The display device according to any one of claims 1 to 4, wherein the capability control means reduces the drive capability of at least one of the plurality of analog amplifiers.
6. The display device according to claim 5, wherein the capability control means reduces the driving capability of all the analog amplifiers.
A scanning line driving circuit for outputting a signal for turning on or turning off a gate of the switching element connected to the pixel electrode;
7. The display device according to claim 1, wherein the scanning line driving circuit outputs a signal for turning off the gate of the switching element when the pause period starts.

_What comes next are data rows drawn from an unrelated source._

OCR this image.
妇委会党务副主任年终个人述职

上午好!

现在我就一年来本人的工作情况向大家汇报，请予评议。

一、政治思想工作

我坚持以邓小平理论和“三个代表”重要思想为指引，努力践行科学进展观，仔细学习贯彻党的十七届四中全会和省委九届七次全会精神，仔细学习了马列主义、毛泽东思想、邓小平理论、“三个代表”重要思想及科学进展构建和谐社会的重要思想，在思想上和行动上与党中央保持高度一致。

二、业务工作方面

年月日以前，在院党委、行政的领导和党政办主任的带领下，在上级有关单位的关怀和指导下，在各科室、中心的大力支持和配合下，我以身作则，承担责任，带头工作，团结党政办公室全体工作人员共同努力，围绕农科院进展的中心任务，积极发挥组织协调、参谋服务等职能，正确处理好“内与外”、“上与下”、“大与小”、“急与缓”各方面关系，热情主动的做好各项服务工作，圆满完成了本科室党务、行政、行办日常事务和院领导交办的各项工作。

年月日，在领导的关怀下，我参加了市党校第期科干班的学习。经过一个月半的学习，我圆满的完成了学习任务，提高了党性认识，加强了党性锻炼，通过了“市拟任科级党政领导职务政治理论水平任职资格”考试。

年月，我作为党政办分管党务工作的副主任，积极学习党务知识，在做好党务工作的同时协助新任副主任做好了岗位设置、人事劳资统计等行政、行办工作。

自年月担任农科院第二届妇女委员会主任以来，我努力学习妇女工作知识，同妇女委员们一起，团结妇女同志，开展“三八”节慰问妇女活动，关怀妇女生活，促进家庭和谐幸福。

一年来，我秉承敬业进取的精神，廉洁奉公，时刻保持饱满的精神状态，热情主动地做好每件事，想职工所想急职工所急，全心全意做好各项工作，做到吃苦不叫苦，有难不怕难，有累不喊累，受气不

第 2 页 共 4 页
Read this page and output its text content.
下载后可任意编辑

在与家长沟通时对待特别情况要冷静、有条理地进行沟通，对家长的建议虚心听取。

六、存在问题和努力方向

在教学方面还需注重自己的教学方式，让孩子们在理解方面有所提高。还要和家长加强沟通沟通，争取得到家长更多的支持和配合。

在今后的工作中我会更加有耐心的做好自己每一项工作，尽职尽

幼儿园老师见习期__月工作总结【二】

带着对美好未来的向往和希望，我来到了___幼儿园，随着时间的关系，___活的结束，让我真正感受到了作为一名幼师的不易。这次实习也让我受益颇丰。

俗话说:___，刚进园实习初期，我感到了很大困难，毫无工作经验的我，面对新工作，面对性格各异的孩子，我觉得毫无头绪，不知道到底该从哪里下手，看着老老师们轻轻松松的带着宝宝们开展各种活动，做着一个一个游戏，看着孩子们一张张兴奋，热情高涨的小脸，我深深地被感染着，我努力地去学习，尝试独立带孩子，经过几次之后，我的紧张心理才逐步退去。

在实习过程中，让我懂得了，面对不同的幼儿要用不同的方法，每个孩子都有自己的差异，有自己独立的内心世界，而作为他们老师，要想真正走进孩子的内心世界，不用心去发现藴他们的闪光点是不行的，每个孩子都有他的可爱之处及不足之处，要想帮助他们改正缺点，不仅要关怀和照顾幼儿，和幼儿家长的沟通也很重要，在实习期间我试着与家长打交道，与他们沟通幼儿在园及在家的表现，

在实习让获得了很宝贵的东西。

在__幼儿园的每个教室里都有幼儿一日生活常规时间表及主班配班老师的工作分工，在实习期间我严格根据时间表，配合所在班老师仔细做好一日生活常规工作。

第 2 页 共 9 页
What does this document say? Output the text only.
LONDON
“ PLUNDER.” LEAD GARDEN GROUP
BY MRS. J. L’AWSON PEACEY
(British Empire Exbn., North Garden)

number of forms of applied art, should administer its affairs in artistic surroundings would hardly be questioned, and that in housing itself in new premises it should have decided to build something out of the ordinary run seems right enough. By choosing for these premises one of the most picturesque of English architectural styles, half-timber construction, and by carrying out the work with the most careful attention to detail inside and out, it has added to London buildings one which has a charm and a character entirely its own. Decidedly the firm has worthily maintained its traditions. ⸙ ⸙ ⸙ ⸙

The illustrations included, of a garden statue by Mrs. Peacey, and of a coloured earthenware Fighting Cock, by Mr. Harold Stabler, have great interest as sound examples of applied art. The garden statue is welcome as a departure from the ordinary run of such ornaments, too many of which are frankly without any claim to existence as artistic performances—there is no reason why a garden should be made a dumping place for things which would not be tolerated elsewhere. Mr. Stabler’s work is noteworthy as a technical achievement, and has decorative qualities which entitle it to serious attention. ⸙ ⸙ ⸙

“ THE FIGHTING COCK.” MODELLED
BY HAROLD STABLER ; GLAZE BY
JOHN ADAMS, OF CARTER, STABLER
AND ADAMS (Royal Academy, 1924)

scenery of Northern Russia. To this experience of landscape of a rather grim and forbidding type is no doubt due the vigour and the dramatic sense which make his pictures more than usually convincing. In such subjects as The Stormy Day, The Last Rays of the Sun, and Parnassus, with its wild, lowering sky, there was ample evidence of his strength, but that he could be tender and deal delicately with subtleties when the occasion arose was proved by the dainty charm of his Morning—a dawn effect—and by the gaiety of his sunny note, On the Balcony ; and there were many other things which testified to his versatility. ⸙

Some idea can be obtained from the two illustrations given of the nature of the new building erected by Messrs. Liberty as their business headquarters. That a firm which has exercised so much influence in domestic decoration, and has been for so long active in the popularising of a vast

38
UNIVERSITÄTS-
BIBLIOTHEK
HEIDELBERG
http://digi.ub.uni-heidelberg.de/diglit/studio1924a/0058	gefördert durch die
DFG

The time point when the driving period starts is the time point when any one vertical period starts,
8. The display device according to any one of 1 to 7, wherein the time point when the pause period starts is a time point when another arbitrary vertical period starts.
The time point when the driving period starts is the time point when any one vertical period starts,
The time point when the driving period ends is within the one vertical period,
The time point when the pause period starts is immediately after the drive period ends,
The display device according to any one of claims 1 to 7, wherein the time when the pause period ends is a time when the one vertical period ends.
At the time when the pause period ends,
The capability control means returns the drive capability of the signal line drive circuit to a normal drive capability,
The display device according to claim 7, wherein the scanning line driving circuit outputs a signal for turning on a gate of the switching element.
The display device according to any one of claims 1 to 10, wherein the display device is a liquid crystal display device.
In the display method of the display device that performs display by the dot inversion driving method,
A screen having a pixel formed at each intersection of a plurality of scanning signal lines and a plurality of data signal lines wired in a matrix is selected and scanned, and the selected scanning signal line A display method for a display device that performs display by supplying a data signal from a data signal line to the pixel,
A driving step for scanning all the scanning signal lines;
A pause step for making the potentials of the plurality of data signal lines constant during a certain period until the next driving step starts following the driving step,
A display method characterized in that, in the pause step, the driving capability of a circuit for driving each data signal line is lowered.